John’s confusion, as he rushes through the maze-like alleys of Venice in search of his ‘abducted’ wife, is a perfect metaphor for the materialist’s confused disavowal of cosmic meaning and psychical bliss.
In actual fact, though, we are the ones suppressing this primordial bliss in ourselves by misattributing it to others. This confusion, or what Žižek would call “perspective mistake”—mistaking our own enjoyment as the property of the other—causes enjoyment to have an anamorphic quality: The farther away we localize it, the huger it seems to be, just like in the “dolly zoom” special effect first used in Vertigo, although in reverse: By shortening the depth of field (zooming in) during a reverse tracking shot, an object appears to terrifyingly grow in size as it becomes more distant, because it fills the same area in the frame but flattens out against its background like things seen through a telescope.
According to this logic, bliss assumes an enormity in the other to the degree we disavow it in ourselves, and this enormity causes us anguish and pain in equal proportion.
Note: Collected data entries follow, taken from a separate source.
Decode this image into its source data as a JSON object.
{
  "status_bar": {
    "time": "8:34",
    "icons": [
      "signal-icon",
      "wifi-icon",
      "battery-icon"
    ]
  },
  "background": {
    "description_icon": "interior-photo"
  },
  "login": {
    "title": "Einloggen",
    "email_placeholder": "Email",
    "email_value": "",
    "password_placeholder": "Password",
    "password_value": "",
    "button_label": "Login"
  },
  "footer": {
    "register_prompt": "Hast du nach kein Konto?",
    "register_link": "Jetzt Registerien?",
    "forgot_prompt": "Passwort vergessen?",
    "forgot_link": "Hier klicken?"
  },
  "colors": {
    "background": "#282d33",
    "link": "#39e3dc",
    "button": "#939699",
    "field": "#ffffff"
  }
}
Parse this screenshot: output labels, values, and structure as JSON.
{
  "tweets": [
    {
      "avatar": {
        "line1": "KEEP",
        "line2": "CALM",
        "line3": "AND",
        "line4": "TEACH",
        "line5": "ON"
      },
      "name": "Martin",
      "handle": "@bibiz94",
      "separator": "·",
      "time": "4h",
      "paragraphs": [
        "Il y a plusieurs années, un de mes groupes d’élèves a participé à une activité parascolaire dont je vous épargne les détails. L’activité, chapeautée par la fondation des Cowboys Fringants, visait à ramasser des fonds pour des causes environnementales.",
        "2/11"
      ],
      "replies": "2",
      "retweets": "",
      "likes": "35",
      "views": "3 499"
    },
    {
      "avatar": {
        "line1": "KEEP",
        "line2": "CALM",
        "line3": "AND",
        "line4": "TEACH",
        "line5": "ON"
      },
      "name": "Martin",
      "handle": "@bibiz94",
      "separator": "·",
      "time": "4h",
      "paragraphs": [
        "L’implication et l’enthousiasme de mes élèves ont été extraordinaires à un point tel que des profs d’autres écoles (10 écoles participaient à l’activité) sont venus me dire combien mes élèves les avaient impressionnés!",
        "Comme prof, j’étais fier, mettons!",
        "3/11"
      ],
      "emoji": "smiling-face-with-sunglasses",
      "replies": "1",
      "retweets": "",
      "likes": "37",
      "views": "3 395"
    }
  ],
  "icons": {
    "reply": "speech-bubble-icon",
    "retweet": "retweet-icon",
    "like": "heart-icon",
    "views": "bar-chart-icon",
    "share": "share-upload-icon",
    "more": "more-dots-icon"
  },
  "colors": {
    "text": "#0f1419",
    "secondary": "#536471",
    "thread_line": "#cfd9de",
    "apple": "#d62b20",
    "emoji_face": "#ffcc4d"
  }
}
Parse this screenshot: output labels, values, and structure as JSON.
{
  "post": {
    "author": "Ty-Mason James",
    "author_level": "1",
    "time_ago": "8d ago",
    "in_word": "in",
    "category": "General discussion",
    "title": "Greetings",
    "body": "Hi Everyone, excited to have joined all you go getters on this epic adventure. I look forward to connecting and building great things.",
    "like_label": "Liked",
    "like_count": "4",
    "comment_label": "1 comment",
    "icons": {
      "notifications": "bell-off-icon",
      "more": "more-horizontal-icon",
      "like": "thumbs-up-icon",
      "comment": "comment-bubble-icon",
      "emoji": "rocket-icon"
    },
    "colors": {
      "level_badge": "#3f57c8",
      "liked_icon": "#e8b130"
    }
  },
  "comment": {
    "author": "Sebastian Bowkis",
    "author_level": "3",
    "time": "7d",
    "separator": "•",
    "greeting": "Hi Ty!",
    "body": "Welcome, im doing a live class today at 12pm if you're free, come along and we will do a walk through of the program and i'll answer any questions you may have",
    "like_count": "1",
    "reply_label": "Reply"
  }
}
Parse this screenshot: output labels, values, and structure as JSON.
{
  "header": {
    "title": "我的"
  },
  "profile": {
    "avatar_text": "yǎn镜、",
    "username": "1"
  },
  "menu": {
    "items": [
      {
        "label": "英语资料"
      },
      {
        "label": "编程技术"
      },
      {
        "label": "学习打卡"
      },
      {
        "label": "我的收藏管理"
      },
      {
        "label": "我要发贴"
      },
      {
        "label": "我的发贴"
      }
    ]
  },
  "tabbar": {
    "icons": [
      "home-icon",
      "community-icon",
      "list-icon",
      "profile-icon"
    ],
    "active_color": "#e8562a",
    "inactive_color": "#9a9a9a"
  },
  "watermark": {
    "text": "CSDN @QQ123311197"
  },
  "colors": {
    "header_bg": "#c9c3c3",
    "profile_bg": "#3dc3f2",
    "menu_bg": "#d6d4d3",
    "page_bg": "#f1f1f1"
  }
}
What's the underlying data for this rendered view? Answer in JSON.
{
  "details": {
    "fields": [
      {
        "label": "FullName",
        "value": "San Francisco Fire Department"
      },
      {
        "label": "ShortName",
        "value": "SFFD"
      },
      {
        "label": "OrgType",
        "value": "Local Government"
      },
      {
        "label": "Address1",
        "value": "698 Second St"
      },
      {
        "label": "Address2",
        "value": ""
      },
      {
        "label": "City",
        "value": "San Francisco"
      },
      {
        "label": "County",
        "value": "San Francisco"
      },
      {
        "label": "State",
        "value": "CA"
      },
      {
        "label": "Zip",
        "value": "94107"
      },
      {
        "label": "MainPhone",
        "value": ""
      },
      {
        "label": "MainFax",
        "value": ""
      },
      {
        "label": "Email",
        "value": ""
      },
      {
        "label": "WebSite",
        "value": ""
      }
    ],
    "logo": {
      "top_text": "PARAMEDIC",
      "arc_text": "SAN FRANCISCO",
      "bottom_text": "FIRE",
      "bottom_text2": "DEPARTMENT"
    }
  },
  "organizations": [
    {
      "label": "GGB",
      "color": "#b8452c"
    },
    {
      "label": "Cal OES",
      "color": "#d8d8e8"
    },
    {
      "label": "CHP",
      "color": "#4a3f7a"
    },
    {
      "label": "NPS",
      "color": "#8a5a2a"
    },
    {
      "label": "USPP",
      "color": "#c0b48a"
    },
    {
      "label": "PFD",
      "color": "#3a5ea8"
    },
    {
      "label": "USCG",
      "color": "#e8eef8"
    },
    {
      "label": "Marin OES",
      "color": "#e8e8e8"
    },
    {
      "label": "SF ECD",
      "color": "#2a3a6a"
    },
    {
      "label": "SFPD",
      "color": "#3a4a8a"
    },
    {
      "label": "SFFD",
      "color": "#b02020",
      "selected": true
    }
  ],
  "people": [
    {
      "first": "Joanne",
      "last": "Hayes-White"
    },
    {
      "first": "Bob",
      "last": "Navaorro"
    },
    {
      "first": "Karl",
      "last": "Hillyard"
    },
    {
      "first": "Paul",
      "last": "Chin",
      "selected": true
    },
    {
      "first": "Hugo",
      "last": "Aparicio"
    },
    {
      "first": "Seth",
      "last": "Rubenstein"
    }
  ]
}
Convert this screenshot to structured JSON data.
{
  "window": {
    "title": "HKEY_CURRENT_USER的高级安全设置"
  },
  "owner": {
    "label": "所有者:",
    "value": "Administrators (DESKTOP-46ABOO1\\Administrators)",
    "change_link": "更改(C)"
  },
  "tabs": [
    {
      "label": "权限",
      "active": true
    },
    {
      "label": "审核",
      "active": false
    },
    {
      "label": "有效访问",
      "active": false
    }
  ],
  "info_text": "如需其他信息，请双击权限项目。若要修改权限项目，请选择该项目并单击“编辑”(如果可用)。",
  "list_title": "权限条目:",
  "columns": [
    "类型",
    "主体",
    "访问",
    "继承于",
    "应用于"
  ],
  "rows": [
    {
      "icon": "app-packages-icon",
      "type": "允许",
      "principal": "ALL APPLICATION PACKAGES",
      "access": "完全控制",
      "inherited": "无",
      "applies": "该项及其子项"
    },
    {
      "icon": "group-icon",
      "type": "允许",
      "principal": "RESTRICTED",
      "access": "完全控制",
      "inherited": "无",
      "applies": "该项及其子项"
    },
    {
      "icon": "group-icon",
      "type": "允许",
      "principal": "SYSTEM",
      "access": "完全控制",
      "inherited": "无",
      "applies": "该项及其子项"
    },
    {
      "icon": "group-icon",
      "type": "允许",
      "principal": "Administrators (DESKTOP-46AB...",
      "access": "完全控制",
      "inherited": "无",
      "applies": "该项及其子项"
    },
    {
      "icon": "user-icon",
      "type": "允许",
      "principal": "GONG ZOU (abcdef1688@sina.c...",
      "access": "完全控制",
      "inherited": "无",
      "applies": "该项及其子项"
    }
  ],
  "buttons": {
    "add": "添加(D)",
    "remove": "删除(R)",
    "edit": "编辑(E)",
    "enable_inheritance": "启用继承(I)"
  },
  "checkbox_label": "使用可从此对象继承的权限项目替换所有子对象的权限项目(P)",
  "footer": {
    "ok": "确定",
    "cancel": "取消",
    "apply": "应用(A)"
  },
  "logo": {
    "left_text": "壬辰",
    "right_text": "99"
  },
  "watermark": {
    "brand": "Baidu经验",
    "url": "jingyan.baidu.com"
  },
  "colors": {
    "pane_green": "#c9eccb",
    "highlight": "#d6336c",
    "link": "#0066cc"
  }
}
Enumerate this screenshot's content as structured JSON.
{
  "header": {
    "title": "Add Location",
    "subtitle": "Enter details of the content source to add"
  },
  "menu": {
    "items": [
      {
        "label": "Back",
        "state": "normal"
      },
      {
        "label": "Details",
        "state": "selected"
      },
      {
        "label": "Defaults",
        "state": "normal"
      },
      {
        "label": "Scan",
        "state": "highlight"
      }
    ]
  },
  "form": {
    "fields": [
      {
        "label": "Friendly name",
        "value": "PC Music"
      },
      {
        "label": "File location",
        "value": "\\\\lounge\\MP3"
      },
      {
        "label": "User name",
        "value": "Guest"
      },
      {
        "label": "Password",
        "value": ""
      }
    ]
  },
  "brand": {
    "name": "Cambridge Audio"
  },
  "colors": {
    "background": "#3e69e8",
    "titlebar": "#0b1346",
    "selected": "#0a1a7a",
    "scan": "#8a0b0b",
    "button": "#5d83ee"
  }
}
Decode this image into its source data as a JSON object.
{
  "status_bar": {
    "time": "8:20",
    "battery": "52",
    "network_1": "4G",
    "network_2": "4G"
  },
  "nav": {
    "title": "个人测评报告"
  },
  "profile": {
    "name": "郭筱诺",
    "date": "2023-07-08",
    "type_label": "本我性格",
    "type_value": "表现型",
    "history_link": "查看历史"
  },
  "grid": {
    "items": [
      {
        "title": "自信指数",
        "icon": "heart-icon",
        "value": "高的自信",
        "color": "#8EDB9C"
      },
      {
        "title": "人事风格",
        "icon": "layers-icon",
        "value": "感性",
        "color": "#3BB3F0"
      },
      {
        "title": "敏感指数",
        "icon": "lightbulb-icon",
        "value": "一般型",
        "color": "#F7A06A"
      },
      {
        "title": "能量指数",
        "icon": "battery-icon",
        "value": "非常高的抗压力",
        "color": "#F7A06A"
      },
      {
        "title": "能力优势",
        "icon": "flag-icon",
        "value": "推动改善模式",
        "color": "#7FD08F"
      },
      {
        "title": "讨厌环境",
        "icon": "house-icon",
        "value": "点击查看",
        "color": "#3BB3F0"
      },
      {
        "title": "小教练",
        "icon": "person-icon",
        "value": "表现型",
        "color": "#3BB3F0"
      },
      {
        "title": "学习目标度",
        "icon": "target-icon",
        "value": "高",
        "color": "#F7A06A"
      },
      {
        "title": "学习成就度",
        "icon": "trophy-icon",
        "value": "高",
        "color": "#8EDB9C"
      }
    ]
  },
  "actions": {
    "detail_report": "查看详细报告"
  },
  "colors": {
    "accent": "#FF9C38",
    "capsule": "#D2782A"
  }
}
Thus the French term “jouissance”—connoting pleasure in pain or painful pleasure—has a deeply ambivalent or equivocal meaning in the writings of Lacanians like Žižek. For Žižek, jouissance, usually translated as enjoyment, more often means horror and disgust than it does anything actually enjoyable or pleasurable. But this really represents the fundamental pathology that materialists, who are stereotypically male, suffer from. Historically, men’s distrust of female enjoyment is really an alienated reaction to their own disavowed bliss-enjoyment, and this manifests as a distrust of that enjoyment’s alternative channels, such as the mystical and paranormal. It is (stereotypically) women who have always been more open to that stuff.
John is an architect who can only see the old church he is restoring in physical terms. While focusing on the material minutiae—matching tiny tiles to a mosaic on a high wall—he is nearly killed when the platform he is standing on collapses. In another church, he impatiently expresses scorn when Laura lights candles and prays. Later his confusion, as he rushes through the maze-like alleys of Venice in search of his ‘abducted’ wife, is a perfect metaphor for the materialist’s confused disavowal of cosmic meaning, so long as we recognize that ‘meaning’ always really boils down to the bliss that is the secret substance of the universe that is already our own possession if we only acknowledge it.
Unable to even imagine that he himself is a carrier of that mystical/psychical bliss, the only place John can localize it is in the menopausal mystics he suspects of abducting his wife. This mistake costs him his life.